Every time I see a thread about moving batteries and weight to the front, it reminds me of the time I almost swamped my 22 tournament.
Honestly i thought that it should be clear that any added weight in the bow area should not exceed the weight what makes a boat slightly stern heavy. A motor boat should have the stern few degrees lower than the bow so that water will run to the stern where the scuppers are to allow water do drain and not accumulate on the bow what obviously is very dangerous at a unattended rest.
A further problem with too much weight on the bow is that a high deadrise bow boat will most likely start to bow steer much earlier than a correctly levelled boat.
It is important to verify deck level after moving weight to the bow, either with a angle measuring app in the phone or best throwing buckets of water on the bow and check for correct flow to the stern.
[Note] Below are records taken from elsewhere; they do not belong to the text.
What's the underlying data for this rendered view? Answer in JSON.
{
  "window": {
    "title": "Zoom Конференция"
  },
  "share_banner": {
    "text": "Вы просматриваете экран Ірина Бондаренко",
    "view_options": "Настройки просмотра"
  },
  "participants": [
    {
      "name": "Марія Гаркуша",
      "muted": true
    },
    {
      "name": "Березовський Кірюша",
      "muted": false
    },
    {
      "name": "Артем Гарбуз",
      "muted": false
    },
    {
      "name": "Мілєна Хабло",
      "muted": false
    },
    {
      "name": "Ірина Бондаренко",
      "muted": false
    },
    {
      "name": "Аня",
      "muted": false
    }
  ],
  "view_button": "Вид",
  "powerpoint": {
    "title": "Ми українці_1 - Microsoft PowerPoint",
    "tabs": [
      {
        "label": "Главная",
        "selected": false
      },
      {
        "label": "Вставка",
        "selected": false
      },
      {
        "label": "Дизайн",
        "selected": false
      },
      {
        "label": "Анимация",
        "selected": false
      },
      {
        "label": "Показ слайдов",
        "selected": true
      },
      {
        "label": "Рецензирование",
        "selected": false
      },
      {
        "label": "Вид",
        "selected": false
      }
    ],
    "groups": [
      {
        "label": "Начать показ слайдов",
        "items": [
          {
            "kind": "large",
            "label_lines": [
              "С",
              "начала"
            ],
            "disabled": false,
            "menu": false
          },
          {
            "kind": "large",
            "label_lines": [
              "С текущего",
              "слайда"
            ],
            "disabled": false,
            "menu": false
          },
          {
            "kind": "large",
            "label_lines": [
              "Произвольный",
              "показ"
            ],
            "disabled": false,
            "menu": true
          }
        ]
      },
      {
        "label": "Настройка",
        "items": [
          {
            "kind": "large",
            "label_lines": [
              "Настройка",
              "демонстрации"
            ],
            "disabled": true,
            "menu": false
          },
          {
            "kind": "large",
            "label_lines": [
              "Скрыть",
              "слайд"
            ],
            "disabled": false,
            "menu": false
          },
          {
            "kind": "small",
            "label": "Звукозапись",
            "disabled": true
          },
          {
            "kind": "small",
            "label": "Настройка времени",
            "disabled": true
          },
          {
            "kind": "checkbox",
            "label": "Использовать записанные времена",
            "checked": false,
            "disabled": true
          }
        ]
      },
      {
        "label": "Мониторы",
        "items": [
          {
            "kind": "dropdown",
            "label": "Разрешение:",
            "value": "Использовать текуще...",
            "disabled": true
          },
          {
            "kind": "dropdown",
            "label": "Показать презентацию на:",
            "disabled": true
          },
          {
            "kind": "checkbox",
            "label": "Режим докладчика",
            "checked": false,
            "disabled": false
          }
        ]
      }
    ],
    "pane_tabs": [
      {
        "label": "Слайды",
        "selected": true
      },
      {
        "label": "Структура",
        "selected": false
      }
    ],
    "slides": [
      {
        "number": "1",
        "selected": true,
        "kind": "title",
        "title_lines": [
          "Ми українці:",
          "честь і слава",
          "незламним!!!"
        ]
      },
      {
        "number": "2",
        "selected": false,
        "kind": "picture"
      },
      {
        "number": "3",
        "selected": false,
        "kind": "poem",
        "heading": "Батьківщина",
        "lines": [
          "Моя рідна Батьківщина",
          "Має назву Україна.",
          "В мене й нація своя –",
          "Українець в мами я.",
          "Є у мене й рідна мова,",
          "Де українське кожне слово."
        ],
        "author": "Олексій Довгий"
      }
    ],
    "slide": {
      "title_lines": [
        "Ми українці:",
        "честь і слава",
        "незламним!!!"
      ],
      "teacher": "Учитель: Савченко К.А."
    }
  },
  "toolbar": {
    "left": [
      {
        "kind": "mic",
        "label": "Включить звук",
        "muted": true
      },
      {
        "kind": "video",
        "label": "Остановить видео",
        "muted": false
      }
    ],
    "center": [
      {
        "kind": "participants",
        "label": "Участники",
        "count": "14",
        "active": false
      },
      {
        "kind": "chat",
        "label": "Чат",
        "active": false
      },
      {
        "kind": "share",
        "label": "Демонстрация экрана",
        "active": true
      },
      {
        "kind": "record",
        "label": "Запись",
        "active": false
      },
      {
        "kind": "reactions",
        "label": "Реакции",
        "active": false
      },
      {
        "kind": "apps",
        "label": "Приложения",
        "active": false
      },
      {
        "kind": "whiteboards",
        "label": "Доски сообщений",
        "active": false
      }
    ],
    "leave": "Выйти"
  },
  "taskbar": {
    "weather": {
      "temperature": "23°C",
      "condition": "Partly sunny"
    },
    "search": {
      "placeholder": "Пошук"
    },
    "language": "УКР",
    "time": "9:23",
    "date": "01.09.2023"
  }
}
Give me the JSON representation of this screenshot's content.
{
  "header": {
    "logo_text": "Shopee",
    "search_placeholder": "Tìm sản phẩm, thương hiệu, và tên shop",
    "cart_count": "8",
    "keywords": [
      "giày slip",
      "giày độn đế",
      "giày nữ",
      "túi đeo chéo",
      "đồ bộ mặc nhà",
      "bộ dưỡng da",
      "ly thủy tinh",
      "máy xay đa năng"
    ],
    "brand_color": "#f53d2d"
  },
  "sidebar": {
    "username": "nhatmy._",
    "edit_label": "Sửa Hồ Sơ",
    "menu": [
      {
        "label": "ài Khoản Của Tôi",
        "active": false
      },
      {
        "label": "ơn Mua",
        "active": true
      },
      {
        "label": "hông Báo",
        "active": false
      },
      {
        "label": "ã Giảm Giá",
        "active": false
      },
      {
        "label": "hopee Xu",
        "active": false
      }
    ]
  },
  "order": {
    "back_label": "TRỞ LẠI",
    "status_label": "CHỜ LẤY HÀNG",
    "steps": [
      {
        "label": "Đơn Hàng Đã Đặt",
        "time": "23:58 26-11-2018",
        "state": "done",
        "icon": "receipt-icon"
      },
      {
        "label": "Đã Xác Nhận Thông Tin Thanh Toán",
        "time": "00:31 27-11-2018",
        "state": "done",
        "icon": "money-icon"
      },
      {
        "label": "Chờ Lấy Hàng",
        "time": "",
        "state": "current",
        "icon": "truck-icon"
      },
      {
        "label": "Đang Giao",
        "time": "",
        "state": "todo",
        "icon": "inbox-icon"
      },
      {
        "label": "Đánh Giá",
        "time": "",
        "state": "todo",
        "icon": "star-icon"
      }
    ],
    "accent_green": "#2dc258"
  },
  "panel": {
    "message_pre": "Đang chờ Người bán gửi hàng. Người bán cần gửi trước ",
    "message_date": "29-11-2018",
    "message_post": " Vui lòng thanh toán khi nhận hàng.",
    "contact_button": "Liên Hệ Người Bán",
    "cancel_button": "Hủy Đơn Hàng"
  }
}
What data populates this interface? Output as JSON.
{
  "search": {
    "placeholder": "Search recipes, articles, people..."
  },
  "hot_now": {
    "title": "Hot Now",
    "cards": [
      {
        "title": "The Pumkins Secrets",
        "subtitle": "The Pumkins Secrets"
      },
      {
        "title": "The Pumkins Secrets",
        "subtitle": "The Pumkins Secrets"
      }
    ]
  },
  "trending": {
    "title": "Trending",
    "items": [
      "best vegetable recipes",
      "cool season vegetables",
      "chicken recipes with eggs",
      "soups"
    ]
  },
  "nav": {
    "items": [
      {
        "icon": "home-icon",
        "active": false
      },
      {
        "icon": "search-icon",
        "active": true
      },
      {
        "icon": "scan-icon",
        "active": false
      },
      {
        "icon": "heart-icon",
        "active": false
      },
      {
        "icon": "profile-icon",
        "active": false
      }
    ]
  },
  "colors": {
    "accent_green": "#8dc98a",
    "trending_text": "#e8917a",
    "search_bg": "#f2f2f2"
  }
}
Moving batteries in the centerconsole should not make a boat too bow heavy while moving them to the bow can become one, as shorter the boat more the hull feel the shifted weight. Same with pre +/- 2000 hulls designed for 2 strokes where installing 4 strokes can lead to extreme stern heavy sitting at rest, ventilation issues when going over the hump and eventually bow high running at planing speed. In this case moving batteries to the bow or adding weight to the bow can help/solve to fix that behaviour.
Most cabin boats have a center and/or bow bilge pump as due the weight of the superstructure they usually rest more horizontally than open boats what rises the risk of sinking over the bow if the cabin should flow.
I never had nor one of the many many open boats i was or worked on had a bow bilge pump, simply because they don't need it, except the case that a large open container on the bow could fill with rainwater and push the bow down to a level where rainwater will not flow to the scuppers at the stern.